News Release

Only 20 states used health equity committees in COVID-19 vaccine distribution planning

New analysis finds that despite major COVID-19 health disparities, fewer than half of US states included health equity committees in vaccine distribution plans, and only 8 included representatives from minority groups

Peer-Reviewed Publication

University of Chicago Medical Center

During the large second wave of the COVID-19 pandemic in fall 2020, pulmonologist and critical care provider Juan C. Rojas, MD, reflected on how disproportionately members of minority populations were being affected by the disease. After hearing similar thoughts from colleagues in New Orleans and New York City, Rojas began to wonder how, if at all, state governments planned to ensure these disparities would be addressed when COVID-19 vaccines were rolled out to the public.

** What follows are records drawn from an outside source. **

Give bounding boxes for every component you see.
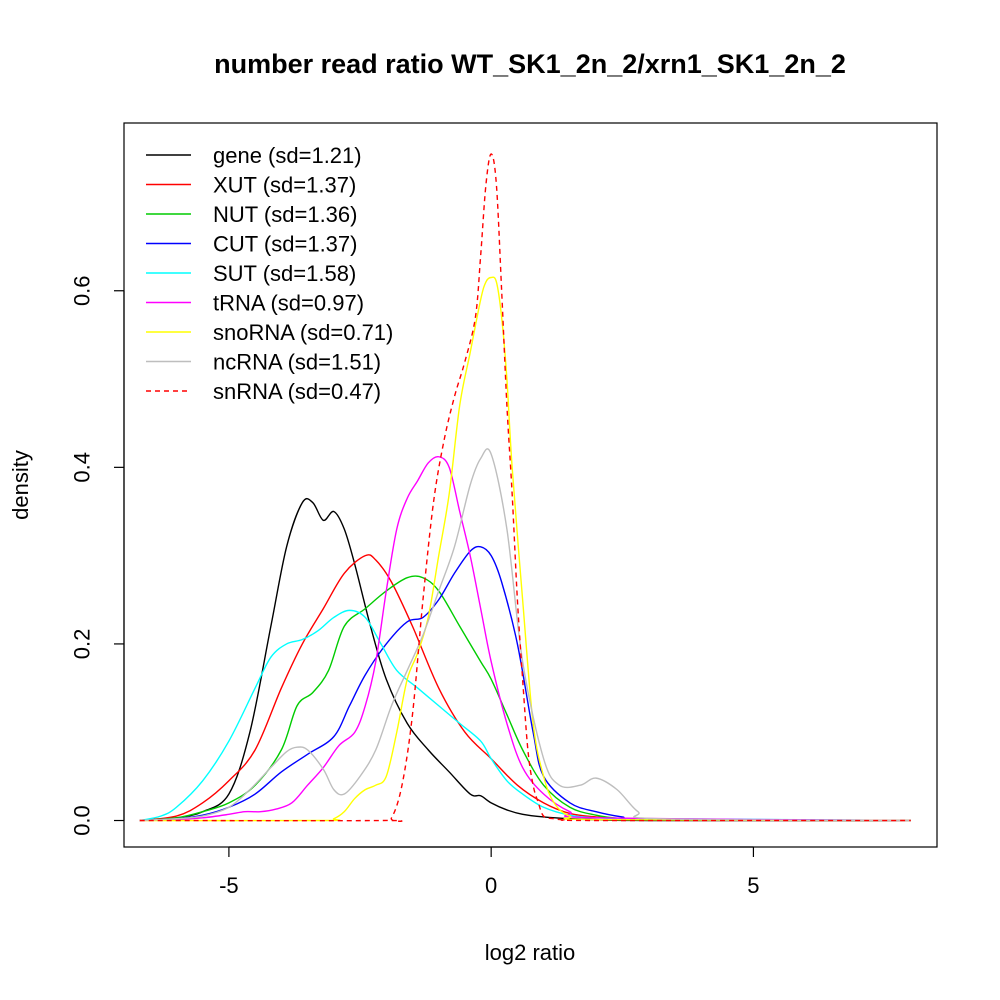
x-axis-label: log2 ratio bbox=[485, 940, 576, 965]
x-tick-label: 0 bbox=[485, 873, 497, 898]
x-tick-label: -5 bbox=[219, 873, 239, 898]
legend-label: NUT (sd=1.36) bbox=[213, 202, 357, 227]
legend-label: CUT (sd=1.37) bbox=[213, 232, 357, 257]
series-line-5 bbox=[139, 455, 911, 822]
chart-title: number read ratio WT_SK1_2n_2/xrn1_SK1_2… bbox=[214, 49, 846, 79]
legend-label: tRNA (sd=0.97) bbox=[213, 291, 364, 316]
legend-label: snoRNA (sd=0.71) bbox=[213, 320, 393, 345]
legend-label: SUT (sd=1.58) bbox=[213, 261, 356, 286]
y-tick-label: 0.4 bbox=[70, 452, 95, 483]
legend-label: ncRNA (sd=1.51) bbox=[213, 350, 381, 375]
series-line-8 bbox=[139, 153, 911, 822]
y-tick-label: 0.2 bbox=[70, 629, 95, 660]
legend-label: gene (sd=1.21) bbox=[213, 143, 362, 168]
series-line-3 bbox=[139, 545, 911, 822]
series-line-6 bbox=[139, 276, 911, 822]
series-line-0 bbox=[139, 497, 911, 822]
series-line-7 bbox=[139, 448, 911, 822]
y-tick-label: 0.0 bbox=[70, 805, 95, 836]
y-tick-label: 0.6 bbox=[70, 275, 95, 306]
axes-layer: -5 0 5 0.0 0.2 0.4 0.6 bbox=[70, 275, 760, 898]
series-layer bbox=[139, 153, 911, 822]
legend-label: XUT (sd=1.37) bbox=[213, 173, 356, 198]
x-tick-label: 5 bbox=[747, 873, 759, 898]
legend-label: snRNA (sd=0.47) bbox=[213, 379, 381, 404]
y-axis-label: density bbox=[8, 450, 33, 520]
legend: gene (sd=1.21) XUT (sd=1.37) NUT (sd=1.36)… bbox=[146, 143, 393, 404]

In a new study published July 2 in JAMA Network Open, Rojas and his team were surprised to find that while 43 states (out of 51, including all 50 states and Washington, D.C.) created a committee to develop a vaccine distribution plan, only 20 plans mentioned using a health equity committee to assist with plan development. Of those 20 health equity committees, only 8 actually included minority group representatives, with remaining members including physicians, government officials, ethicists and clergy.

"It wasn't surprising to find that there was variability across states, but it was surprising to find that most states didn't have a committee of diverse stakeholders to help address this equity problem," said Rojas, who was senior author on the study. "There weren't many places where patient advocates were included on the committee to add a voice about the additional challenges that might exist for these vulnerable patients."

Additionally, the team found that states used different high-risk criteria and medical conditions to determine which group would get priority vaccine access.

"Some states prioritized people over 65, while others prioritize people over 75," said Rojas. "Diabetes and obesity were the most common high-risk conditions listed in the plans we looked at. But then, sickle cell disease, which is much more common in African-Americans than in other ethnicities, was only listed as a high-risk condition in 72% of plans. But a high-risk condition is high-risk, no matter what state you live in. This shows that we could do better as a country to develop consistent parameters for these kinds of situations."

The researchers analyzed early versions of these plans, and acknowledge that most remained in "draft" status throughout their analysis since each state's task force continued to adjust and update vaccine rollout efforts. In future studies, the team hopes to investigate how those plans translated to outcomes in vaccine distribution.

"Now that we have more vaccine available, how have these states performed?" said Rojas. "We're looking county by county, and state by state, to see if the equity planning done by individual states actually bore out in better vaccination rates for those high-risk patient populations."

Rojas hopes that this work can be used to help inform ongoing COVID-19 vaccination efforts, but more importantly, that it can help guide policies for potential future healthcare crises.

"The important takeaway here is that having a standardized process in which states and the country can use to roll out something as valuable and complicated as a vaccine to our citizens, with an acknowledgement of existing healthcare disparities," he said. "There need to be conversations about equitable distribution, first by acknowledging that these disparities exist, and then by thinking about how we can create policies that will ensure adequate and equitable access to these vaccines."


The study, "US National Evaluation of Health Equity in COVID-19 Vaccine Distribution Plan," was supported by the American Diabetes Association (7-20-COVID-053), the National Institutes of Health (U54 GM104940) and the Centers for Disease Control and Prevention (75D301-20-R-67897). Additional authors include Amber Hardeman and Joshua Denson of Tulane University; and Taylor Wong and Radu Postelnicu of the New York University Grossman School of Medicine.

About the University of Chicago Medicine & Biological Sciences

The University of Chicago Medicine, with a history dating back to 1927, is one of the nation's leading academic health systems. It unites the missions of the University of Chicago Medical Center, Pritzker School of Medicine and the Biological Sciences Division. Twelve Nobel Prize winners in physiology or medicine have been affiliated with the University of Chicago Medicine. Its main Hyde Park campus is home to the Center for Care and Discovery, Bernard Mitchell Hospital, Comer Children's Hospital and the Duchossois Center for Advanced Medicine. It also has ambulatory facilities in Orland Park, South Loop and River East as well as affiliations and partnerships that create a regional network of care. UChicago Medicine offers a full range of specialty-care services for adults and children through more than 40 institutes and centers including an NCI-designated Comprehensive Cancer Center. Together with Harvey-based Ingalls Memorial, UChicago Medicine has 1,296 licensed beds, nearly 1,300 attending physicians, over 2,800 nurses and about 970 residents and fellows.